During some quiet times I will read Harry Potter to him. We are in book 5 now and have quite a ways to go yet. I've also been reading him the Valentine's that people have sent him as well... to the 'Lovable Oliver Palmer'. He's been sleeping a lot, but we try and do as much as we can with him when he's awake, whether watching movies together or playing cards or board games... things he can still do while sitting propped up in his bed. He totally kicked mine and Ed's butts playing the Harry Potter Scene It board game and loves playing Scrabble on the iPad with Uncle Bryan. He always beats Grandma when they play each other as well. He's always been a great speller.

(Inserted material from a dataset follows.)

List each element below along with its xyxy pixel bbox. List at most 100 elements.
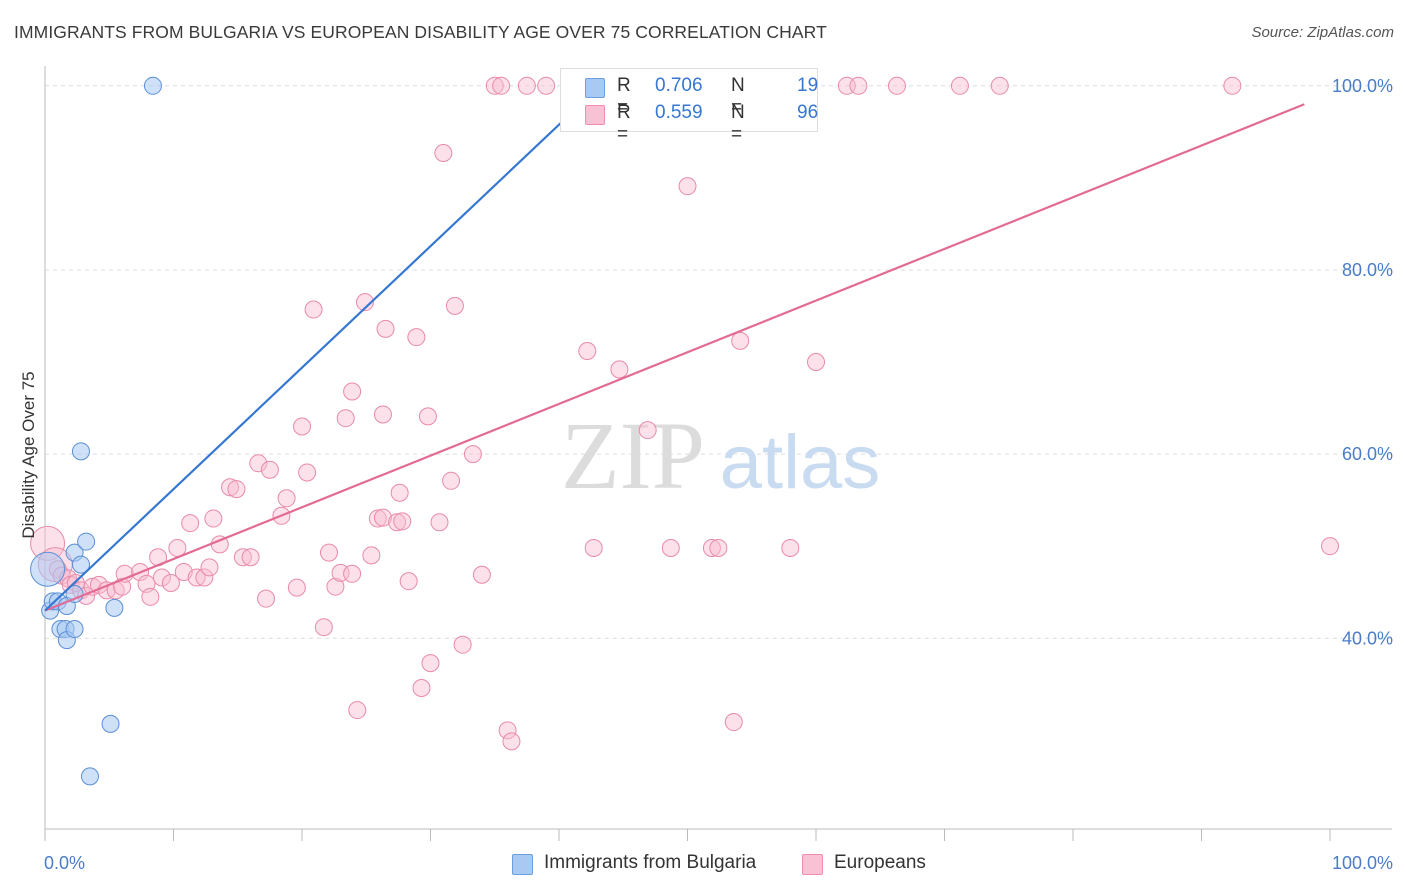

He also likes playing Family Feud on the computer as well. Ed and Uncle Jared have been asking him the questions and everyone shouts out answers. He's also really good at Wheel of Fortune. Seriously... if I were ever on a game show, I'd bring him! :O) Today the girls found a scary story book that had stories like 'The Hook' on the car door handle and so they sat around Ollie and Eden read aloud to him. They were so sweet with him. Ed has been reading several articles and the scriptures with him and talking about what to expect in the next life. I hope that has helped Oliver feel more at ease. He'll start to say things and then whimper and his lips start quivering and he'll start to cry and talk about death. Although I don't understand this trial I do feel like I will see him again and I hope that he knows that. I just don't want him to be scared or in pain in any way. I can't bear to see it. So we just keep plugging away and make memories. What else can you do at this point?